I’ve written about perfectionism several times on here before, and to be honest, I’ve never really said anything nice about it. As I’ve pointed out, perfectionism has been implicated in everything from insomnia to binge eating to lower resilience. Basically, the need to be perfect is not a tendency that seems to bode well for mental health.
To make things worse, as a society we seem to be getting more perfectionistic over time. Which raises the question: is there an antidote to perfectionism?
One new therapy that shows promise is known as cognitive bias modification, or CBM. The premise behind CBM is that perfectionism tends to be reinforced by certain cognitive biases and counterproductive ways of thinking. These have to do with self-criticism, interpreting failure, and black-and-white thinking. Correspondingly, an intervention addressing these cognitive biases might dial down perfectionism tendencies, and CBM aims to be just that intervention.
In a recent study, researchers recruited a group of 69 college students and had half of them complete a CBM intervention designed to reduce perfectionistic biases. Then they had students do a task that involved unscrambling anagrams.
Overall, neither group of students felt they’d exactly aced the anagram task.
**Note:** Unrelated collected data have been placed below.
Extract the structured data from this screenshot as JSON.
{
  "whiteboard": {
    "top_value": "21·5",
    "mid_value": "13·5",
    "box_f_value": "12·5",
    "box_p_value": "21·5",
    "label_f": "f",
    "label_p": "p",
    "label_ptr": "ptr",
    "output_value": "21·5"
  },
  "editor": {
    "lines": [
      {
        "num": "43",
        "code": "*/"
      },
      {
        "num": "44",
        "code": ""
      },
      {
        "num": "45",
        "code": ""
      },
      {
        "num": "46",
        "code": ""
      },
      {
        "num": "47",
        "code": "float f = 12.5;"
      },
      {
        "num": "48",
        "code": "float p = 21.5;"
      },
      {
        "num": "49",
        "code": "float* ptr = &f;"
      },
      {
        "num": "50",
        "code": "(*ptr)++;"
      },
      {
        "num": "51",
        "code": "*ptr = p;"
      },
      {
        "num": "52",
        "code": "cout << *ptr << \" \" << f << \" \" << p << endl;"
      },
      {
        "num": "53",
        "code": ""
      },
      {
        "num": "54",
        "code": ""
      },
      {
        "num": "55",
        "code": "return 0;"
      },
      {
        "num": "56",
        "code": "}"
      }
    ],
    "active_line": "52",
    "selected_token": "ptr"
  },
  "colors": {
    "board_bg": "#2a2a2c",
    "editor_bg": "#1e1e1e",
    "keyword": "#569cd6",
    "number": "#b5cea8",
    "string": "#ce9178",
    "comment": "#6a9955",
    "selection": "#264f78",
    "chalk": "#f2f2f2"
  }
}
But the students who hadn’t received the CBM intervention had a greater desire to go back and do the task again, suggesting greater perfectionistic inclinations.
The researchers also looked at whether students tended to interpret situations in perfectionistic ways – for example, by asking them to reflect on how they’d feel about coming in second place in an athletic competition. Students who’d received the intervention for perfectionism had less perfectionistic interpretations, which in turn predicted less desire to redo the anagram task.
More research needs to be done to know how this intervention holds up over the long-term. Still these results suggest that while perfectionism is a threat to mental health, it’s not an insurmountable one. Therapies like CBM can help free people from a need for perfection.